When conversations about technology come up between the IT security pros working on the ground and company executives, there's often a massive disconnect – neither party knows how to fluently speak the others’ language.
The IT administrator will talk about the benefits of a particular technology – its features and requirements – but all the C-suite really wants to know is how that technology stops bad things happening and affects the management of risk that could impact the business.
This has been a problem for years. Gartner VP and Fellow Ken McGee, who interviewed thousands of C-suite executives as part of a study, concluded that IT pros and executives aren’t on the same page. He compared the disconnect to carbon dioxide, in that it's "odorless, colorless and killing [his] clients." It’s a problem that many organizations don’t know exists. What's really striking about this disconnect is that now, the stakes for collaboration between both parties have actually never been higher, yet we still can’t see the problem.

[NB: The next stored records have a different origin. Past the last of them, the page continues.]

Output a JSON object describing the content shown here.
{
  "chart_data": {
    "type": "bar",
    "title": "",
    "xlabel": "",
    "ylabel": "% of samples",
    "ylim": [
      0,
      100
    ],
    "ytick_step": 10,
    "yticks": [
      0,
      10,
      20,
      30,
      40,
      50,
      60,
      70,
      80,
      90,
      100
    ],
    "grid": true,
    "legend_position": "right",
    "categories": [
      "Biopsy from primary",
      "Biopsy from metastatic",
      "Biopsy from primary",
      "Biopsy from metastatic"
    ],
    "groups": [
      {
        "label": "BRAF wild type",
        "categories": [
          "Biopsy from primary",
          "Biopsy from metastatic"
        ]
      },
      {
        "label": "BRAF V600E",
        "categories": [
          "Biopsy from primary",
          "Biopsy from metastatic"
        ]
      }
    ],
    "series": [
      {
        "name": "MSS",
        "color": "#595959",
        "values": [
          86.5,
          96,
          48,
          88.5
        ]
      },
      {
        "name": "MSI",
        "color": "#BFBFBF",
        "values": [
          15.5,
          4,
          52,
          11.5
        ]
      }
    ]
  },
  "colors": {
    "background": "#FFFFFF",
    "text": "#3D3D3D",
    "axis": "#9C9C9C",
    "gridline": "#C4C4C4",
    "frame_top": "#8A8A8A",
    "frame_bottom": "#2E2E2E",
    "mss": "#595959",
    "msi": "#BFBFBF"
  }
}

It’s been pointed out that as soon as Target CEO Gregg Steinhafel resigned following the company’s historic data breach, the relationship between all CEOs and IT, particularly CIOs, forever changed. It showed that CEOs and CIOs are now duly responsible for devising an IT strategy, and both will endure backlash if something goes wrong. As one executive recruiter told the Wall Street Journal, "Boards expect that CEOs will no longer keep CIOs at arm’s length and say ‘I’ve got somebody who does that'."
With that in mind, here is some advice to help IT pros on the ground and the C-suite start to speak the same language, specifically as it relates to email security:
To the IT Team: Avoid 'Bottom-Up' Warnings
Gartner's Chief of Research, Risk and Security Paul Proctor says that many IT security pros get into trouble when they're so focused on the granular elements of security – what upgrades may need to be made, what security failures they need to avoid – that they fail to see the big picture and the actual impact on the business as a whole.

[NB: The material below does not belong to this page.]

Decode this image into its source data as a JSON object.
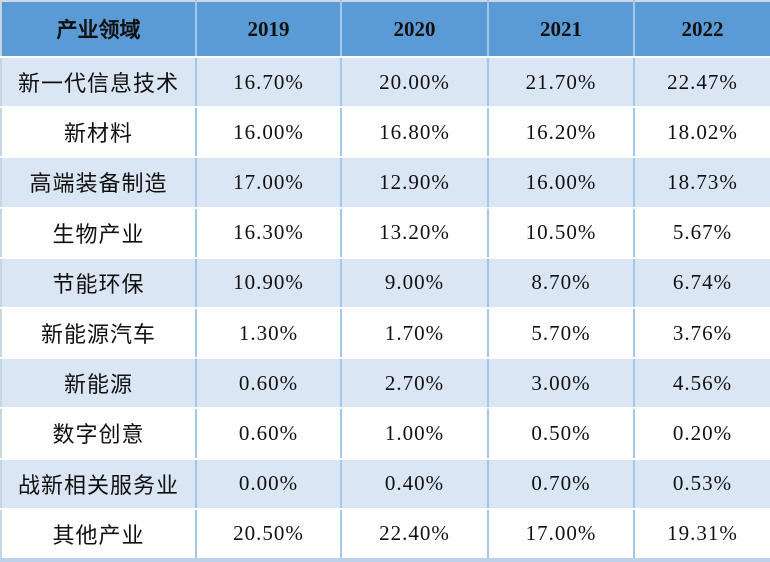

As Proctor describes it, this "bottom-up" form of communication might start with a security officer telling a CEO something like, "If we don't patch vulnerabilities, then that's going to be bad for business." From the CEO’s perspective, what this statement doesn't do is frame the importance of patching within the larger context of the business. It fails to connect that best practice and its actual impact on the bottom line.
When it comes to email security specifically, perhaps instead of just urging a CEO to adopt Targeted Threat Protection and multi-layered malware protection, an IT security pro may want to explain that 91 percent of all hacks begin with email-based phishing, and then mention specific consequences of a breach – the costs associated with detection and clean-up, further breach mitigation, notification of customers and clients, reimbursements for damages, and the long-term reputation damage.

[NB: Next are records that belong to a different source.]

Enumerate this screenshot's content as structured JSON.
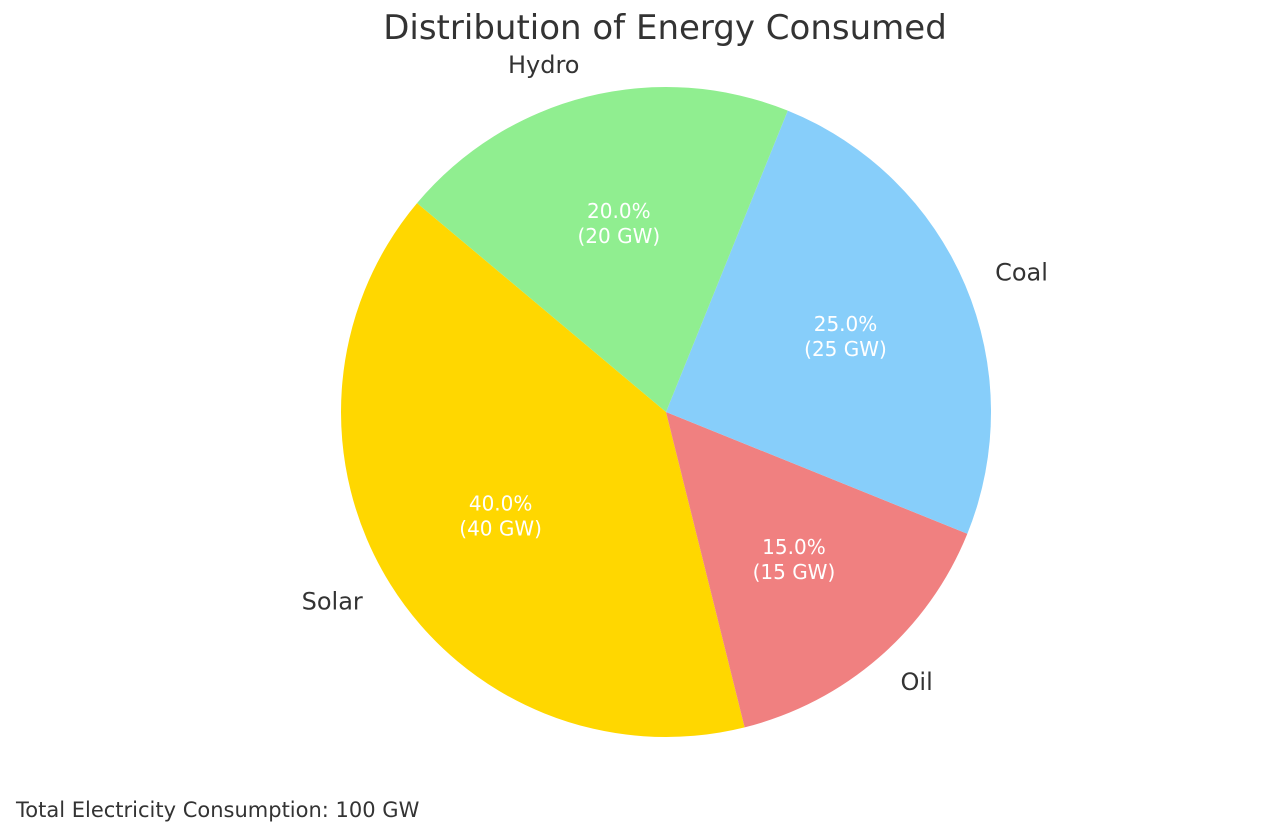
{
  "footer_note": "Total Electricity Consumption: 100 GW",
  "chart_data": {
    "type": "pie",
    "title": "Distribution of Energy Consumed",
    "unit": "GW",
    "start_angle_deg": 140,
    "direction": "counterclockwise",
    "slices": [
      {
        "label": "Solar",
        "value": 40,
        "percent": "40.0%",
        "value_label": "(40 GW)",
        "color": "#FFD700"
      },
      {
        "label": "Oil",
        "value": 15,
        "percent": "15.0%",
        "value_label": "(15 GW)",
        "color": "#F08080"
      },
      {
        "label": "Coal",
        "value": 25,
        "percent": "25.0%",
        "value_label": "(25 GW)",
        "color": "#87CEFA"
      },
      {
        "label": "Hydro",
        "value": 20,
        "percent": "20.0%",
        "value_label": "(20 GW)",
        "color": "#90EE90"
      }
    ]
  }
}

That’s the type of big-picture language that will be better understood by the CEO and C-suite.
To the CEO and Board Members: Look Beyond IT and Build a Culture of Security
Whenever there's a security failure, it's natural for the CEO to assign blame to the IT team, the staff members closest to the breach. The problem is that successful attacks can originate from plenty of other sources outside of the IT department.
It's up to senior management to ensure that security becomes entrenched in the culture of the company and isn’t solely the responsibility of IT. The IT team may operate the email security tools, but the burden of prevention ought to be shared by all.
Cyber-criminals are more sophisticated than ever – they look for, and are often able to exploit, any weakness. If IT and the executive aren’t speaking a common language, it makes cyber-criminals’ efforts to detect vulnerabilities that much easier. By presenting a united front, businesses are better able to keep the organization safe.